Meg Cranston
In Meg Cranston’s The Swing, 1992, her version of Fragonard’s most famous image, the woman has a bucket dangling from her right foot. The conjunction of bucket and foot is the kind of relationship between things—one of dependence—that continually crops up in Cranston’s drawings. Nothing has a place of its own, it always hangs upon the presence of something else. At other times, as in The Swing, and many of the other drawings, this dependence is illustrated literally through Cranston’s habit of depicting things incorporated into mobiles, little elements strung together with bits of wire maybe, or twine, and left hanging free to move wherever circumstances might dictate. Sometimes, increasingly giving the impression that outside forces are at work, the bars that support these arrangements are crossed like the controls of a hand puppet. Untitled (Maserati), 1992, is just the car’s name, each letter (drawn and painted as though roughly shaped from wood or cardboard) linked vertically one to another to form the word—a signifier of technological finesse transformed, oh so artfully, into artless decorative caprice.
Cranston’s imagery is diverse—tomatoes, George Washington, household cleaner, a three-legged dog. There is no point in appraising it in terms of a mix between banality and erudition, it’s just things and ideas filtered through a sensibility that wants to question its own sense of itself and to investigate how it sees itself represented in the things around it. One of the drawings, Daumier’s Scavenger, 1992, gives a sense of both the subject and title of Cranston’s project. We find her picking at the odds and ends that life and art have to offer, to see if they’ll do, whether they’ll serve some purpose, fulfill a function in an ad hoc sort of way. Cranston’s interest in Daumier is apposite since, like his, her drawings rely less on caricature than on the acerbic simplicity of the political cartoonist. This is also true of her crudely modeled clay sculptures. Art is scavenged, too. Daumier and Fragonard, in their different ways, match her concern for the precarious existence of meaning among the artifacts and symbols of a life characterized by the experience of marginality, underexposure, oppression, and repression.

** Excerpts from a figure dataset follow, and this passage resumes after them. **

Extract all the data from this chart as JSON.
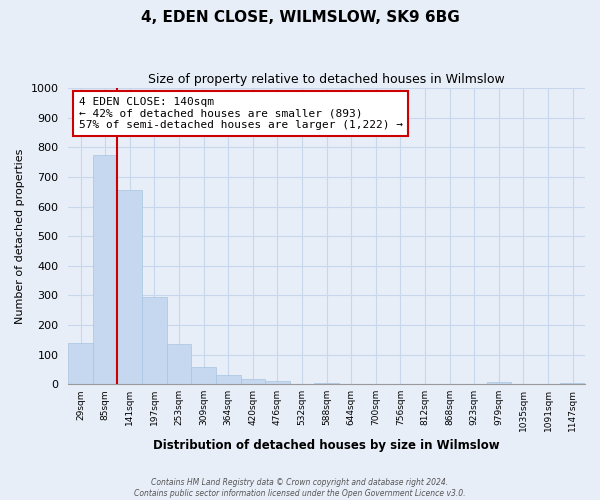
{
  "title": "4, EDEN CLOSE, WILMSLOW, SK9 6BG",
  "subtitle": "Size of property relative to detached houses in Wilmslow",
  "xlabel": "Distribution of detached houses by size in Wilmslow",
  "ylabel": "Number of detached properties",
  "bar_labels": [
    "29sqm",
    "85sqm",
    "141sqm",
    "197sqm",
    "253sqm",
    "309sqm",
    "364sqm",
    "420sqm",
    "476sqm",
    "532sqm",
    "588sqm",
    "644sqm",
    "700sqm",
    "756sqm",
    "812sqm",
    "868sqm",
    "923sqm",
    "979sqm",
    "1035sqm",
    "1091sqm",
    "1147sqm"
  ],
  "bar_values": [
    140,
    775,
    655,
    295,
    135,
    57,
    30,
    17,
    10,
    0,
    5,
    0,
    0,
    0,
    0,
    0,
    0,
    8,
    0,
    0,
    5
  ],
  "bar_color": "#c5d8ef",
  "bar_edge_color": "#a8c4e0",
  "property_line_label": "4 EDEN CLOSE: 140sqm",
  "annotation_line1": "← 42% of detached houses are smaller (893)",
  "annotation_line2": "57% of semi-detached houses are larger (1,222) →",
  "vline_index": 2,
  "vline_color": "#cc0000",
  "ylim": [
    0,
    1000
  ],
  "yticks": [
    0,
    100,
    200,
    300,
    400,
    500,
    600,
    700,
    800,
    900,
    1000
  ],
  "grid_color": "#c8d8ec",
  "bg_color": "#e8eef8",
  "plot_bg_color": "#e8eef8",
  "annotation_box_facecolor": "#ffffff",
  "annotation_box_edgecolor": "#cc0000",
  "footer_line1": "Contains HM Land Registry data © Crown copyright and database right 2024.",
  "footer_line2": "Contains public sector information licensed under the Open Government Licence v3.0."
}
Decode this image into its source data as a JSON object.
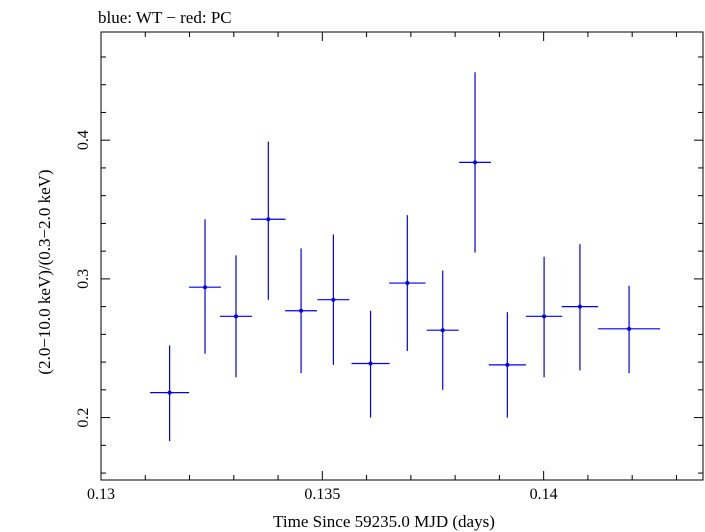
{
  "chart_data": {
    "type": "scatter",
    "title": "blue: WT − red: PC",
    "xlabel": "Time Since 59235.0 MJD (days)",
    "ylabel": "(2.0−10.0 keV)/(0.3−2.0 keV)",
    "xlim": [
      0.13,
      0.1436
    ],
    "ylim": [
      0.155,
      0.478
    ],
    "xticks": [
      {
        "value": 0.13,
        "label": "0.13"
      },
      {
        "value": 0.135,
        "label": "0.135"
      },
      {
        "value": 0.14,
        "label": "0.14"
      }
    ],
    "yticks": [
      {
        "value": 0.2,
        "label": "0.2"
      },
      {
        "value": 0.3,
        "label": "0.3"
      },
      {
        "value": 0.4,
        "label": "0.4"
      }
    ],
    "grid": false,
    "series": [
      {
        "name": "WT",
        "color": "#0000ee",
        "points": [
          {
            "x": 0.13155,
            "y": 0.218,
            "xerr": 0.00044,
            "ylo": 0.183,
            "yhi": 0.252
          },
          {
            "x": 0.13235,
            "y": 0.294,
            "xerr": 0.00036,
            "ylo": 0.246,
            "yhi": 0.343
          },
          {
            "x": 0.13305,
            "y": 0.273,
            "xerr": 0.00036,
            "ylo": 0.229,
            "yhi": 0.317
          },
          {
            "x": 0.13378,
            "y": 0.343,
            "xerr": 0.00039,
            "ylo": 0.285,
            "yhi": 0.399
          },
          {
            "x": 0.13452,
            "y": 0.277,
            "xerr": 0.00036,
            "ylo": 0.232,
            "yhi": 0.322
          },
          {
            "x": 0.13525,
            "y": 0.285,
            "xerr": 0.00036,
            "ylo": 0.238,
            "yhi": 0.332
          },
          {
            "x": 0.13609,
            "y": 0.239,
            "xerr": 0.00043,
            "ylo": 0.2,
            "yhi": 0.277
          },
          {
            "x": 0.13692,
            "y": 0.297,
            "xerr": 0.00041,
            "ylo": 0.248,
            "yhi": 0.346
          },
          {
            "x": 0.13772,
            "y": 0.263,
            "xerr": 0.00036,
            "ylo": 0.22,
            "yhi": 0.306
          },
          {
            "x": 0.13845,
            "y": 0.384,
            "xerr": 0.00036,
            "ylo": 0.319,
            "yhi": 0.449
          },
          {
            "x": 0.13918,
            "y": 0.238,
            "xerr": 0.00042,
            "ylo": 0.2,
            "yhi": 0.276
          },
          {
            "x": 0.14001,
            "y": 0.273,
            "xerr": 0.00041,
            "ylo": 0.229,
            "yhi": 0.316
          },
          {
            "x": 0.14082,
            "y": 0.28,
            "xerr": 0.00041,
            "ylo": 0.234,
            "yhi": 0.325
          },
          {
            "x": 0.14193,
            "y": 0.264,
            "xerr": 0.0007,
            "ylo": 0.232,
            "yhi": 0.295
          }
        ]
      }
    ]
  }
}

There is no fixity in Cranston’s language, no certainty of reference. Untitled (Fantastik), 1992, is a bumper bottle of all-purpose cleaner. “Forty-five per cent extra product free,” it says rather ambiguously on the side, implying both that we are getting more product for the same price and more art that’s product-free. But Cranston’s playful denial of certitude invites this sort of interpretation only to hint, in the time-honored manner of the cynic, that perhaps a little too much intellectual weight is being placed on these slight images. Untitled (Pipes), 1992, shows a jar containing four pipes, one sticking up slightly above the other three. René Magritte, of course, because it’s art, but not really, because it’s just a picture of some pipes in a jar. The drawing that really questions representation and that confounds text and image, text and object in the way that Cranston has throughout her career, is the far more mundane and entirely self-explanatory7 Eleven Sign From Memory, 1989.